Thinking Aloud - Ideas for Hanging Part 1

Photo 1
Back in February, I showed pictures of stitching on a small sample of my design that had been printed by Spoonflower.  I was excited by this so I went ahead and ordered a full length, knowing it would take about 2 weeks to arrive.  Because the design is narrow, it was repeated across the width of the fabric and I choose to mirror it so I have the original, a mirror image and about 2/3 of the width of another copy as it didn't quite fit 3 times.  As the image is not an exact multiple of 1 yard, I also have a partial repeat of the top.  Photo 1 shows the design at full size laid out on the floor.  Meanwhile I had got some feedback from Sian who suggested I try to incorporate more texture and take advantage of the dimensional possibilities.

I spent some time (actually rather a lot) in total inaction because I liked the length of fabric just as it was, and I had to convince myself it would be okay to change it.  I finally screwed up my courage and started cutting up the copies, reminding myself that nothing would be wasted as I can always use more patchwork cushions and the sofa is blue, so that's fine.  I know I should probably play in paper and do drawings but it isn't the same.

As I was feeling stuck, I tried two different ideas simultaneously to see where they would take me.  This post follows one and the next post will follow the other (just as soon as I retrieve my camera from being used for a school project by number 2 daughter).  I have also revisited the planned site with the fabric and measured up and taken photos, so I can produce a  room plan and show how it would look.
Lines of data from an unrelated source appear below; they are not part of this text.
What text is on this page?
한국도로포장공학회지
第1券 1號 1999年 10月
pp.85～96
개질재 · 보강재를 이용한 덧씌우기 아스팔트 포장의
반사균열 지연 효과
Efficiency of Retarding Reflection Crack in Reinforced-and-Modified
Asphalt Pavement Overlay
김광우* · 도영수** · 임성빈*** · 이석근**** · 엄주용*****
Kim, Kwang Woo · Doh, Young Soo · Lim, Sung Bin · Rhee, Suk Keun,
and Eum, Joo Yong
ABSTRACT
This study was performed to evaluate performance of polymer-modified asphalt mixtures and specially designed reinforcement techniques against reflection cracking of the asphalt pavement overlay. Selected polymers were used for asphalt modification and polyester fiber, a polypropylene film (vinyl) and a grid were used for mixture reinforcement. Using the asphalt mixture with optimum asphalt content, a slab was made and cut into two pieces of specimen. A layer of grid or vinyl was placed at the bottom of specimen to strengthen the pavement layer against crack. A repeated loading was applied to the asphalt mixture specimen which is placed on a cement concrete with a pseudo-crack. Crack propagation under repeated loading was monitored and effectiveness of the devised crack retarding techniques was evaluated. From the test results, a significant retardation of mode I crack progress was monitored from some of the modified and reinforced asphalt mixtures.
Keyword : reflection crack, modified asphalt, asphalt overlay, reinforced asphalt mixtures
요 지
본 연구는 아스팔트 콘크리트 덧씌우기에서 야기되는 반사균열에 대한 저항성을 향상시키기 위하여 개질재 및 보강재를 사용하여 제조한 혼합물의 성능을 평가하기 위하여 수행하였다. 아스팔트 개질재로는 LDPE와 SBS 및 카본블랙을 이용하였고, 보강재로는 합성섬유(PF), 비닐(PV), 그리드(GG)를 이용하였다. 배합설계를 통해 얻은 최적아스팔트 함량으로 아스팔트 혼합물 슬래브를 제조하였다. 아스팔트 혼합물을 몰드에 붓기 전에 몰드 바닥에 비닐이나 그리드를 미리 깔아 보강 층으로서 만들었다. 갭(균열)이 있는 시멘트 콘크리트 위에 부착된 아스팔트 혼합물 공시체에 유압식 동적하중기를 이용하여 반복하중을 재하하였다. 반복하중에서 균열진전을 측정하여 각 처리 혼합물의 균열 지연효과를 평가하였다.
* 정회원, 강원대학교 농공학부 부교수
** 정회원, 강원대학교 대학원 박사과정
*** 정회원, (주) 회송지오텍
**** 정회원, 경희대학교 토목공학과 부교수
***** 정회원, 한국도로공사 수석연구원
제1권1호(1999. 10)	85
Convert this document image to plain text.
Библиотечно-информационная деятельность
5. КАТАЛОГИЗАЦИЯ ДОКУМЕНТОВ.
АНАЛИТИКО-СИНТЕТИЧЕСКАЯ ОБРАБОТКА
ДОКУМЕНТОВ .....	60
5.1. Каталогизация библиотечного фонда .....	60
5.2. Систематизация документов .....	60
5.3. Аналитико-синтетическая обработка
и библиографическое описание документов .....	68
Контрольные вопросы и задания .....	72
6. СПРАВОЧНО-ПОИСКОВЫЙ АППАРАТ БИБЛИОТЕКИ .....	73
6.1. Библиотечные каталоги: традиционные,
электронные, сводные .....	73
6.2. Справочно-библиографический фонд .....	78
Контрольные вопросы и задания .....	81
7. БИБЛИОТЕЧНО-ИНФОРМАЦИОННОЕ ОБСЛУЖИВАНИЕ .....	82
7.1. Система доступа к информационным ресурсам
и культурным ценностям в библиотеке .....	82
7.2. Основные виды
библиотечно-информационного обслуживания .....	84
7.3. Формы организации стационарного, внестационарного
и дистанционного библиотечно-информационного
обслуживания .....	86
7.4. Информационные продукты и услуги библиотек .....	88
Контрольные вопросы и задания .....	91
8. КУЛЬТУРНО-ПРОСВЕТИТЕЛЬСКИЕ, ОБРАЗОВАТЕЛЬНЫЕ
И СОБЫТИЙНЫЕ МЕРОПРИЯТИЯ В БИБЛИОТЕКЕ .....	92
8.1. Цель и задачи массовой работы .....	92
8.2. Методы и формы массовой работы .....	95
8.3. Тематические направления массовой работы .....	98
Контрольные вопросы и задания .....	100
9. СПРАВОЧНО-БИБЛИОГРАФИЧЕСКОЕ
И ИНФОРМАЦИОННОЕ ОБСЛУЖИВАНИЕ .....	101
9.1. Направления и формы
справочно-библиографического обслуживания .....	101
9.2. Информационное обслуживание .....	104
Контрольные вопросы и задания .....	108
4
So - photo 2 mirror image cut into strips.

Photo 2
Photos 3 to 6 strips laid on top of original in different arrangements.
Photo 3

Photo 4

Photo 5

Photo 6
Photo 7 - strips sewn together

Photo 7
Photo 8 - here I cut up the excess fabric into smaller rectangles and laid them on the main design, matching the colours and adding a couple of pieces of bronze painted fabric (see earlier post about adding bronze to represent astronomical instruments).  For scale, there is a 10p coin in the bottom right corner (1" diameter).  This and the following photos are 'sketches' which could be continued up to full size.

Photo 8
Photo 9 - similar to 8 but on a plain background.
Photo 9
Photo 10 - This time I arranged the bits in colour order from dark at the bottom to light at the top, completely breaking up the image, but I think keeping the sense of movement in the fragments.  Could be seen as reaching up to the light. I would need to reintroduce the purple/lavender shades as this bit is just blues shading to charcoal.
Photo 10
Photo 11 - I finger-pleated some of the pieces in different directions to make the surface more interesting.
Photo 11

Wednesday, May 12, 2010

Text for Module 4 Chapter 1

It looks like the word files have disappeared into the ether leaving only rough drafts behind them so here are photographs of the pages in my folder with my notes on flowers in Elizabethan and Russian embroidery.

Monday, May 10, 2010

Module 4, Chapter 1

Well, it has been an unintentionally long absence from blogging. Somehow in the last few months our household has managed to kill one computer and upset another so much it had to go back to the manufacturers, leaving us fighting over machines all claiming priority for our various homeworks. So I have ended up moving pictures and notes hither and thither to and from backup drives and jumping from one machine to another. I think we are finally straight now so I will try and get up to date.

Module 4 is themed on flowers, starting with a historical study of flowers in Elizabethan embroidery. Photo 1 shows a sheet of collected images.

Photo 1

For my foreign embroidery study, I have chosen to look at flowers in Russian embroidery and how they have been represented over 300 years - photos 2 to 4 show the study sheets for this. I was going to cut and paste the typed notes that go with these but cannot find the files at the moment so I will come back to this - I may have to photograph the printed copies from my folder.